Going to rides near you as a volunteer is always my first suggestion. There you can not only get a close-up view of what goes on, you can hopefully find some local people to you to act as mentors. 

Check out AERC's website (AERC = American Endurance Ride Conference, the governing body of the sport). They have links to the ride calendar (where you can find rides in your area), FAQs, advice for new riders, etc. Another great resource is the Old Dominion's website, which has great links in the 'education' section (the rides themselves aren't near you unfortunately, but the info is good regardless of where you ride). Another fantastic place to go is the AERC's YouTube channel. There are videos about camping and what to expect at vet checks, etc.

Another great resource is facebook. There are many groups for distance riding, including some "green bean" groups which are specifically meant for newbies. I am involved in mostly groups for the Northeast, and I suspect there are similar groups for your region (which is technically Central, but you may find rides in the MidWest are not too far either). The groups that deal with the whole country can be a bit.. overwhelming.. so please don't join one of those and think everyone involved in distance riding is crazy!


----------



## 2scicrazed (Apr 7, 2014)

Phatomhorse has soome good advice. Being a volunteer is a great way to get your feet wet. 

For conditioning you and your horse, the best way to start is looooonnnnnggggg slow day rides at your local state/federal parks (these are also where a lot of AERC events are held) Going for weekend camping trips are even better. You can even find big trail riding groups/events to go to. 

The main points of training are:

#1 - get your horse(s) used to big groups of strange horses and to ride peacefully in them for an entire day.

#2 - find out which tack does and does not work for you or your horse on long rides of 4 hours or more. 

#3 - by starting at slow pace, you'll build the horse's bones, joints and muscles up slowly with less risk of injury. 

#4 - by training over the same terrain as your local AERC rides will be (AKA same parks/trails) your horse will be able to handle any terrain challenges unique to your region/state. 

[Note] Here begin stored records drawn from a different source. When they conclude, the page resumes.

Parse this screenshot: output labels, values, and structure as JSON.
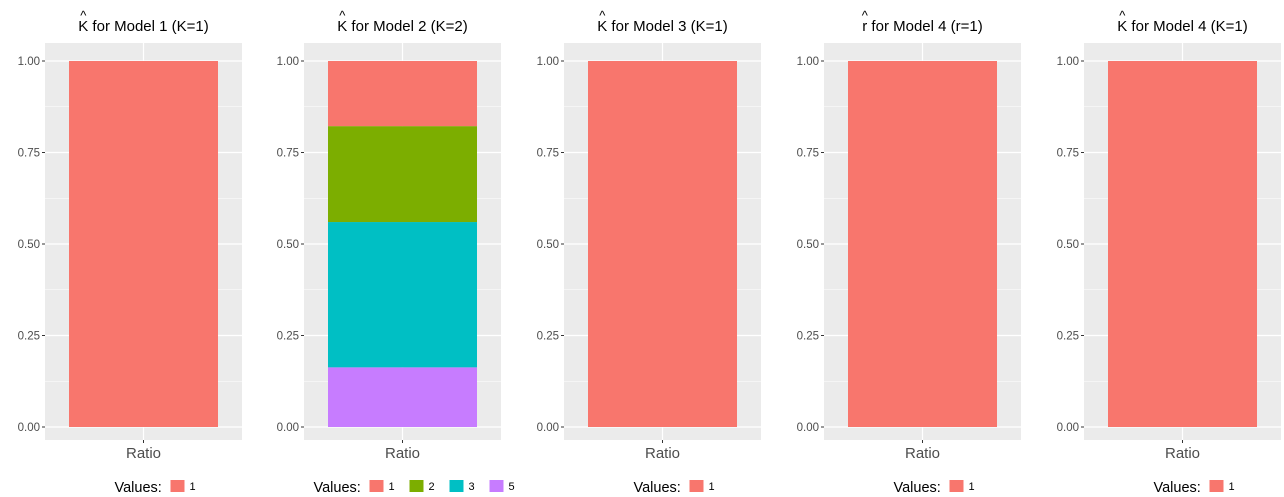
{
  "chart_data": [
    {
      "type": "bar",
      "stacked": true,
      "title_symbol": "K",
      "title_text": " for Model 1 (K=1)",
      "categories": [
        "Ratio"
      ],
      "series": [
        {
          "name": "1",
          "values": [
            1.0
          ]
        }
      ],
      "ylim": [
        0,
        1
      ],
      "yticks": [
        "0.00",
        "0.25",
        "0.50",
        "0.75",
        "1.00"
      ],
      "legend_title": "Values:",
      "legend": [
        "1"
      ],
      "grid": true,
      "legend_position": "bottom"
    },
    {
      "type": "bar",
      "stacked": true,
      "title_symbol": "K",
      "title_text": " for Model 2 (K=2)",
      "categories": [
        "Ratio"
      ],
      "series": [
        {
          "name": "1",
          "values": [
            0.178
          ]
        },
        {
          "name": "2",
          "values": [
            0.262
          ]
        },
        {
          "name": "3",
          "values": [
            0.397
          ]
        },
        {
          "name": "5",
          "values": [
            0.163
          ]
        }
      ],
      "ylim": [
        0,
        1
      ],
      "yticks": [
        "0.00",
        "0.25",
        "0.50",
        "0.75",
        "1.00"
      ],
      "legend_title": "Values:",
      "legend": [
        "1",
        "2",
        "3",
        "5"
      ],
      "grid": true,
      "legend_position": "bottom"
    },
    {
      "type": "bar",
      "stacked": true,
      "title_symbol": "K",
      "title_text": " for Model 3 (K=1)",
      "categories": [
        "Ratio"
      ],
      "series": [
        {
          "name": "1",
          "values": [
            1.0
          ]
        }
      ],
      "ylim": [
        0,
        1
      ],
      "yticks": [
        "0.00",
        "0.25",
        "0.50",
        "0.75",
        "1.00"
      ],
      "legend_title": "Values:",
      "legend": [
        "1"
      ],
      "grid": true,
      "legend_position": "bottom"
    },
    {
      "type": "bar",
      "stacked": true,
      "title_symbol": "r",
      "title_text": " for Model 4 (r=1)",
      "categories": [
        "Ratio"
      ],
      "series": [
        {
          "name": "1",
          "values": [
            1.0
          ]
        }
      ],
      "ylim": [
        0,
        1
      ],
      "yticks": [
        "0.00",
        "0.25",
        "0.50",
        "0.75",
        "1.00"
      ],
      "legend_title": "Values:",
      "legend": [
        "1"
      ],
      "grid": true,
      "legend_position": "bottom"
    },
    {
      "type": "bar",
      "stacked": true,
      "title_symbol": "K",
      "title_text": " for Model 4 (K=1)",
      "categories": [
        "Ratio"
      ],
      "series": [
        {
          "name": "1",
          "values": [
            1.0
          ]
        }
      ],
      "ylim": [
        0,
        1
      ],
      "yticks": [
        "0.00",
        "0.25",
        "0.50",
        "0.75",
        "1.00"
      ],
      "legend_title": "Values:",
      "legend": [
        "1"
      ],
      "grid": true,
      "legend_position": "bottom"
    }
  ],
  "colors": {
    "1": "#F8766D",
    "2": "#7CAE00",
    "3": "#00BFC4",
    "5": "#C77CFF",
    "panel": "#EBEBEB",
    "grid": "#FFFFFF"
  }
}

#5 - once you've figured out which equipment and clothing work for you and your mount over a 4+ hour trail ride - then start doing shorter faster training rides to build up some speed and find your perfect pace. 

#6 - once you've volunteered at a ride or two, then you will know how to 'dress reherse' the vet checks, holds and distances during training rides. That's when you start experimenting with different snacks/hays/fiber/electrolytes for both you and your horse.

And finally, when you DO do your first LD (25-30 miles) - DO NOT test out anything new!!! I've had so many failures and seen so many failures by riders testing out a new product at the ride itself. (Like the time I tried Monkey Butt salve after riding a 50 on a Fri & looking at riding a second 50 the next day (_my first 2-day 100 on 2 horses)_ - let's just say I found out the hard way I'm allergic to it. And rode the second 50 miles that weekend laying flat over the back of my saddle horse with tush up in the air. Hysterical in hindsight!!!! However, I did successfully complete the second 50!)

And have fun! The best excuse to do a lot of trail riding is to get into endurance


----------